Your Cluttered In-Box Is Likely To Remain That Way
Success in selling wares and services by E-mail suggests marketers will send more messages your way.Your in-box is filling up with more E-mail--not only from family, friends, colleagues, and spammers, but from marketers you've done business with as well. Indeed, the average delivery rate of nonspam marketing E-mail rose 3.8% in last year's fourth quarter when compared with the year-earlier rate. That means nearly 91% of these types of messages successfully landed in consumers' electronic mailboxes, according to a new study by DoubleClick Inc., an E-mail and online marketing services provider.
As a percentage of mail received, consumers actually opened fewer marketing E-mails, 32.6% in fourth quarter 2004, an 11.4% decline from a year earlier. Similarly, the click-through percentage rate fell to 8%, a 4.8% dip. But Gary Black, DoubleClick's Dartmail product manager, says it is anti-spam and antivirus technologies embedded in E-mail systems, not user behavior, that can be blamed for these declines.
Yet, when consumers do open their marketing E-mails, the average click-to-purchase rate increased to 4.8%, a 14.3% gain in one year, and the average orders-per-E-mail-delivered rate reached a record high of 0.35%. That 34.6% better than a year earlier.
Numbers aside, marketers are making money E-mailing customers even though they face some technical impediments such as graphics blockers, which are aimed to protect users from potential viruses and offensive images. They also obstruct images aimed at marketing a product.
Still, DoubleClick researchers didn't find such software as hindering marketers' attempts to reach and sell to customers. In fact, the company contends such graphic-blocking software might produce a more accurate measure of E-mail engagement by counting only those recipients who view the full HTML of opened E-mails, as opposed to those who merely scrolled past in message preview mode.

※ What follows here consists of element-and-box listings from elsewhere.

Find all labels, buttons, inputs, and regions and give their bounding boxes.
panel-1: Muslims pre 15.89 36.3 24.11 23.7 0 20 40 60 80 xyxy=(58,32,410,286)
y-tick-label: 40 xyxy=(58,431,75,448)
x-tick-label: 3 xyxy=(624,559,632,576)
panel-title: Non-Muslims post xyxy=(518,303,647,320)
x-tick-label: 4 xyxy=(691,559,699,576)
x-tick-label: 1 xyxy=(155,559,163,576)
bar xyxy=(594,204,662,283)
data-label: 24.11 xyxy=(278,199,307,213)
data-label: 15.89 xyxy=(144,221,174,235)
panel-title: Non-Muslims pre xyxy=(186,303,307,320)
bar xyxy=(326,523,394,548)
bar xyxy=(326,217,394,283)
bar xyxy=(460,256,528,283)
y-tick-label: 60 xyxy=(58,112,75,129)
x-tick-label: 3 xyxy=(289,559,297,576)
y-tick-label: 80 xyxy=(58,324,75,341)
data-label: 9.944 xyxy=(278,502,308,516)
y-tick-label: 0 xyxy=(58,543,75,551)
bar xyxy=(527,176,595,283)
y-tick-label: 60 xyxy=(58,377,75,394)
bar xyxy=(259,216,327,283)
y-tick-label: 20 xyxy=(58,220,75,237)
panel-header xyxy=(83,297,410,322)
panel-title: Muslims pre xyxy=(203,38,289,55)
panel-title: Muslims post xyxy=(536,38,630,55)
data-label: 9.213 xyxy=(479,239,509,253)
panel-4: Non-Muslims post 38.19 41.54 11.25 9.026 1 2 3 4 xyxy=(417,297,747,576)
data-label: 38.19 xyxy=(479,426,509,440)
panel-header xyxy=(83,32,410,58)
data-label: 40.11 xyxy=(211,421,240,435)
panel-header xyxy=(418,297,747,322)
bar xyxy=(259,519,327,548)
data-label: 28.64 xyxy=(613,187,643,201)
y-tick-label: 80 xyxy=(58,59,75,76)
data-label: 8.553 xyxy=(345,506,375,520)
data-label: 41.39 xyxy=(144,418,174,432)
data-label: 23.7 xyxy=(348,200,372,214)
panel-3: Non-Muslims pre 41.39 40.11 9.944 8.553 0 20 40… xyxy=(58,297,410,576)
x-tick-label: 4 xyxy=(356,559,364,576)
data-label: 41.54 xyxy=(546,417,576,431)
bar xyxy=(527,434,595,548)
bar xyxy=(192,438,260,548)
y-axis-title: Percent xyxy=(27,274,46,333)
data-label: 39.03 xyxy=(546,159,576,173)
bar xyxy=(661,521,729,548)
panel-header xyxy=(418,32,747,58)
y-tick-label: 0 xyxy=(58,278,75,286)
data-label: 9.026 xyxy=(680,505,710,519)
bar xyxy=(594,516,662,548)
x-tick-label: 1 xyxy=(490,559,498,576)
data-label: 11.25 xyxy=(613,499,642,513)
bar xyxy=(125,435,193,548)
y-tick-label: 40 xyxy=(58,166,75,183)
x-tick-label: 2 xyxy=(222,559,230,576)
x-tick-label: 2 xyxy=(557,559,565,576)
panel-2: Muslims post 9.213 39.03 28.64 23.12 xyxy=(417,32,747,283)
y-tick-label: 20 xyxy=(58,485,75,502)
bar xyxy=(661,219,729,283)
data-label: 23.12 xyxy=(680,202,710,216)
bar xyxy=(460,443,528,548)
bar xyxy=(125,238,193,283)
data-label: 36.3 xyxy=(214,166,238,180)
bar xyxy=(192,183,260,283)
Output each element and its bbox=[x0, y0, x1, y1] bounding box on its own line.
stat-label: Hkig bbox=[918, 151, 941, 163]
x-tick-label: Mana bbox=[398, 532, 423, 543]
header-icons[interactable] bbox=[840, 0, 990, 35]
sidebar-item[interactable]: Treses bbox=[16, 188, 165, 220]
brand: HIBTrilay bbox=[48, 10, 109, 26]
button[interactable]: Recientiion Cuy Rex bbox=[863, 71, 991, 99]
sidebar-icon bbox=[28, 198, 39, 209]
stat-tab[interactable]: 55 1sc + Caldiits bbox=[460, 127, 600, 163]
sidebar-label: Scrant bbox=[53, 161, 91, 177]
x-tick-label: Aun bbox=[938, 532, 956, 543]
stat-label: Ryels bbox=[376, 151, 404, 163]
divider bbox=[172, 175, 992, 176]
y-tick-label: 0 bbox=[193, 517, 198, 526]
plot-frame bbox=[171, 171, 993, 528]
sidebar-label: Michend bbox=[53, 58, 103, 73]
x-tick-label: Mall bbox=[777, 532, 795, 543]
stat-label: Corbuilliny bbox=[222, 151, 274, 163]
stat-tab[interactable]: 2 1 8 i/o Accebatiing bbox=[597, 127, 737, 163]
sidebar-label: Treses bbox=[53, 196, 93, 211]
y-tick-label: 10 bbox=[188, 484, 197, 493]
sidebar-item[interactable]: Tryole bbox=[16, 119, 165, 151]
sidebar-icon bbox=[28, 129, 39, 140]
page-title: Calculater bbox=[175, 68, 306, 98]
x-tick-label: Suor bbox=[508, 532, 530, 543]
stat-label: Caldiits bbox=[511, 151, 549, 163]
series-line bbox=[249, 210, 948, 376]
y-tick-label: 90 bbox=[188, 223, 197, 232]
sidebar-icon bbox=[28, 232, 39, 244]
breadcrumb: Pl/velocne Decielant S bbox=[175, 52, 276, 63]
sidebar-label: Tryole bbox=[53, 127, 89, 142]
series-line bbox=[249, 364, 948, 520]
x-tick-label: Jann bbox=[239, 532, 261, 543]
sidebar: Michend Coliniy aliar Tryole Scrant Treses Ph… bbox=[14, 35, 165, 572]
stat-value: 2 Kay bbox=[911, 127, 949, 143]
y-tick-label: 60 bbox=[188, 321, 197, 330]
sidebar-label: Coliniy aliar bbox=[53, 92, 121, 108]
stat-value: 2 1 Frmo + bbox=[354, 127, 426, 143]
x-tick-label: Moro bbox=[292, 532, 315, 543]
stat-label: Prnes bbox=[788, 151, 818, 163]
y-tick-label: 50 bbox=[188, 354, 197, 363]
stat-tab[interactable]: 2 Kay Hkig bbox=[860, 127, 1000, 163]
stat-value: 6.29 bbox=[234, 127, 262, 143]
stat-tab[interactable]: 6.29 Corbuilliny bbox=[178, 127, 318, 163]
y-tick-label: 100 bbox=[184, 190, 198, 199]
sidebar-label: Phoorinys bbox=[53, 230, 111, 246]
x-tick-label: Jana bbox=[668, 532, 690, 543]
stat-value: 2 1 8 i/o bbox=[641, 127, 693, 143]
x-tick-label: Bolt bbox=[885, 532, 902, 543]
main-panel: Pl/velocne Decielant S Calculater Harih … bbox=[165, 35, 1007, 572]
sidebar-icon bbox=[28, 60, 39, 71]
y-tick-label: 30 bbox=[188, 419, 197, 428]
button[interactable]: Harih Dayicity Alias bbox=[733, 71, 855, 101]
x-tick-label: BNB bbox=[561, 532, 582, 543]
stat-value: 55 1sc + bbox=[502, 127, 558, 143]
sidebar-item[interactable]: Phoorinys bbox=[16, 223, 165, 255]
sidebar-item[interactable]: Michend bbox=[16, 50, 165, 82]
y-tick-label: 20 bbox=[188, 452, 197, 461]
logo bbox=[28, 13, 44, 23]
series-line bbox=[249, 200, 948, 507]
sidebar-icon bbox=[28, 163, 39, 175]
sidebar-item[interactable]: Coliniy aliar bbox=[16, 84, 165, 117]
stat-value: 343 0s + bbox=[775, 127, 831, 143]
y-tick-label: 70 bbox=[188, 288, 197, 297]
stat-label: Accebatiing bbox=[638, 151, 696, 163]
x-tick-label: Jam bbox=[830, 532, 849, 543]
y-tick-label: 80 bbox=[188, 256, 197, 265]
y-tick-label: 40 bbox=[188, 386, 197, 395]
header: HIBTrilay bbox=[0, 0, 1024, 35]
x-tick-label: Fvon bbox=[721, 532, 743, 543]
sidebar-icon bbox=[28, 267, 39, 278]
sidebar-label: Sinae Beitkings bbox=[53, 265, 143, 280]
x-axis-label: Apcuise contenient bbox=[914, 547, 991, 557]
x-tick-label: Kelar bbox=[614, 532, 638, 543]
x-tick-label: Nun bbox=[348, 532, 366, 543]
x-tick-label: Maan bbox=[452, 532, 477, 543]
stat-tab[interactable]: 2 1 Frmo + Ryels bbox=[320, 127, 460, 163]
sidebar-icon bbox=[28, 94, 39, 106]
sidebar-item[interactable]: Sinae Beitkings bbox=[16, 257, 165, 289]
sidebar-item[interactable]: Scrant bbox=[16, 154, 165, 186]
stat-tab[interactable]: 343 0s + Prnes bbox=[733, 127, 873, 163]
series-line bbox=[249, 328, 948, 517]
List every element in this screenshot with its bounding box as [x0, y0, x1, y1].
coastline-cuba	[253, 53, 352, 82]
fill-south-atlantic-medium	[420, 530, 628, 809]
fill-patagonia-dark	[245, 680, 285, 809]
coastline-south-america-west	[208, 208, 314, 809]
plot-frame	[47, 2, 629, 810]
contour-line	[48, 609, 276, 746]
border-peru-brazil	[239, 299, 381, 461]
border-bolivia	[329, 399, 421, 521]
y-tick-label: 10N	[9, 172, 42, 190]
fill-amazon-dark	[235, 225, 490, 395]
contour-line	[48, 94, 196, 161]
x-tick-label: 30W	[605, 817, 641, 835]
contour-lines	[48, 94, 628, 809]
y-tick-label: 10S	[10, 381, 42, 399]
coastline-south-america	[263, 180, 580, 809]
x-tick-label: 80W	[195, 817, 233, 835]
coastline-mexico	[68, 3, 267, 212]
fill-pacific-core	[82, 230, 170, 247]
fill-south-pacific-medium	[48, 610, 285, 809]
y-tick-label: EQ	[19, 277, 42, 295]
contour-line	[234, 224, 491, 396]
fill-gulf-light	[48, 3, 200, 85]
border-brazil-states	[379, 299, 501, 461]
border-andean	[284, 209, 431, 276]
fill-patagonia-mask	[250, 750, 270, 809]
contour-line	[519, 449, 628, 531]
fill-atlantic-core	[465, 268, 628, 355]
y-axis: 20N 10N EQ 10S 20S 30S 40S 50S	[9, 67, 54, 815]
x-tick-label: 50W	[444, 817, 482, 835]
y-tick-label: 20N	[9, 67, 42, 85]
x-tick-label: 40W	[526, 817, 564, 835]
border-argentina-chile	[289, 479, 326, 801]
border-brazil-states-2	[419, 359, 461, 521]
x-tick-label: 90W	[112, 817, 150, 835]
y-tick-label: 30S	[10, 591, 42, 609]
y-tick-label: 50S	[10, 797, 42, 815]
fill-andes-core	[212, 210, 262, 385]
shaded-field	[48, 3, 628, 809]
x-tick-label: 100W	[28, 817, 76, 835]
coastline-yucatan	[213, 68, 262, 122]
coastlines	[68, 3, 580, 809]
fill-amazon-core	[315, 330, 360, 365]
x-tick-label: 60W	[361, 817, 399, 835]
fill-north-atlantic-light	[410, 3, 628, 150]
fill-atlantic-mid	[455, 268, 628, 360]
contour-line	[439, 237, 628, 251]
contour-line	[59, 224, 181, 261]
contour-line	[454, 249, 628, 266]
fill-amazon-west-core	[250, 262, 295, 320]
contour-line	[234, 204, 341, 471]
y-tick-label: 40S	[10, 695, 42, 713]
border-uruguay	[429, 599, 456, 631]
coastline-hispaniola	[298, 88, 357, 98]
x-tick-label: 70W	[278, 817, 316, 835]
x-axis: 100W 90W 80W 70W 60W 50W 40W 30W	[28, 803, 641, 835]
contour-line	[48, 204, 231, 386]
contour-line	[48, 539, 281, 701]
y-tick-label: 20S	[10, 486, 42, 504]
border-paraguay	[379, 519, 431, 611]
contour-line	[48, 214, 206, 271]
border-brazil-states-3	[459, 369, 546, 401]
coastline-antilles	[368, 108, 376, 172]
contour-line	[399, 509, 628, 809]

DoubleClick reached its conclusions based on an analysis of more than 2 billion E-mail messages sent by hundreds of clients using its Dartmail E-mail delivery technology. (InformationWeek uses DoubleClick Dartmail to send out some of its newsletters.) Black says these messages were the types consumers have requested, such as confirmation orders.
In fact, he said, knowing when to send marketing pitches in E-mails is helping marketers sell more goods and services. One successful approach taken by some online sellers: pitching products when customers receive confirmation of the shipment of a previous purchase. Says Black: "It's getting consumers at the right time when they're most responsive."